What tips would you add to this list, for small nonprofits looking to get some local newspaper coverage?

Lori Halley [Engaging Apricot] Lori Halley [Engaging Apricot]

Posted by Lori Halley [Engaging Apricot]

Published Tuesday, 09 March 2010 at 9:32 AM


  • Pamela Grow said:

    Tuesday, 09 March 2010 at 1:29 AM

    Excellent point Rebecca!  

    As you note, community newspapers are often short on stories and open to a pitch.  

    Years ago I developed a weekly health column for a local paper for the organization I was working with.  The actual writing took 30-60 minutes a week but the exposure was invaluable.  Community newspapers are also great places to highlight your volunteers.

    With our world expanding so rapidly via the Internet and social media, it pays to stay on top of "old" methods too.  You want to engage your donors where they live and, while it might not seem like it to us, everyone is not online 24/7 :).

  • Katie  said:

    Tuesday, 09 March 2010 at 8:36 AM

    Thanks for the post and practical advice. This was the first-time I have heard of matching your photo shoots to the style/poses/etc that a particular newspaper prefers.

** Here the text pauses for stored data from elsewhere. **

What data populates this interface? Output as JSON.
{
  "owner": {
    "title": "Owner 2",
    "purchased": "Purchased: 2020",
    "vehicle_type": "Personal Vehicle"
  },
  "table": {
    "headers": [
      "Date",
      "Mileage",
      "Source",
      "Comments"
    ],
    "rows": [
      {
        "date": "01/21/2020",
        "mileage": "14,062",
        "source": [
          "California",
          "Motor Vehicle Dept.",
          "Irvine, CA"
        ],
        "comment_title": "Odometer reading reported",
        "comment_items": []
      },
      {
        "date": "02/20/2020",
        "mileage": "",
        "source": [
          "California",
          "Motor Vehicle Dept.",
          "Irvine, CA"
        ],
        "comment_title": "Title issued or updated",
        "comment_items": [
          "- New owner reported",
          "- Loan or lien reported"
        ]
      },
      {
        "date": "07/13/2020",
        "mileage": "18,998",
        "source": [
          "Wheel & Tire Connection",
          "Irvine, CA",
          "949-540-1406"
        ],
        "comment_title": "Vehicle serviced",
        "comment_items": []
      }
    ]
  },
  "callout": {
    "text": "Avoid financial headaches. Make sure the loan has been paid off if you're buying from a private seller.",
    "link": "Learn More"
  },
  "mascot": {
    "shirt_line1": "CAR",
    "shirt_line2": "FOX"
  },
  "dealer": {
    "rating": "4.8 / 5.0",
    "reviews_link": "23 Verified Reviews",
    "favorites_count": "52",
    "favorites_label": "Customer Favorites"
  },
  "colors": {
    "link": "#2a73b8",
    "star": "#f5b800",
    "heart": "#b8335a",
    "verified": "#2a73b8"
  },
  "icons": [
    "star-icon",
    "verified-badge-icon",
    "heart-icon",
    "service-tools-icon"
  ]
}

    Have you---or anyone else---had any luck with online news resources like Helpareporter.com?

  • @CloudSpark said:

    Tuesday, 09 March 2010 at 9:19 AM


    1. Offer a visual element to the story, link to a YouTube video or offer high-resolution images. Stories aren't only told in words, even for print papers.

    2. Keep in consistent contact with the reporter whom you know.  Don't pester, but drop in a note with a quick update on what you are achieving and ask how you can be of help to any stories they are working on.

    3. Be a reliable resouce. Try to help a reporter by being a link or source of good resources for their beat.

    4. Thank the reporter after the story runs, let them know if it had an impact. E.g. we had a spike in phone calls to donate after your article ran last week which let us help 5 more families in the community.

    5. Put your basic press info on your website, including visuals. While most reporters won't keep paper media kits, they will want to have access to your most basic information quickly.

    Jenny Schmitt



  • Lori Halley [Engaging Apricot] Lori Halley [Engaging Apricot]

    Lori Halley [Engaging Apricot] said:

    Tuesday, 09 March 2010 at 9:36 AM

    Katie, you might be interested in this:
    Help a Reporter: Get Free Media Exposure 

    Pamela and CloudSpark, thanks for adding your tips - good stuff there!

  • Brian said:

    Wednesday, 10 March 2010 at 3:12 AM

    Great suggestions, local coverage is pretty easy to get if you know the right people. Writing columns for the local paper is also a great way to get noticed.

  • Ian j Reynolds said:

    Friday, 12 March 2010 at 5:12 PM

    Great advice for the average small business owner. I myself own a Internet marketing company that focuses on local marketing for small businesses and I too admit the fact that too many companies are falling for the digital hype and are forgetting the essential benefits of print media.

    Anyone interested can log on to http://www.expertzondemand.com to find out more about local internet marketing

  • BarryFreed said:

    Thursday, 18 March 2010 at 6:02 AM

    Become a source for reporters. Pitch stories about your group, but also keep reporters apprised of news in their beat even when it doesn't directly refer to your organization. Reporters will seek you out if they find that you have information that helps them keep informed.

  • Lori Halley [Engaging Apricot] Lori Halley [Engaging Apricot]

    Lori Halley [Engaging Apricot] said:

    Thursday, 18 March 2010 at 8:01 AM

    Great tips - thanks, all!  And, Barry, you bring up a particularly important (and effective) technique I'm kicking myself for not having in the blog post - becoming a reliable information source, rather than simply a purveyor of your organization's own stories. As the saying goes, "give to get"!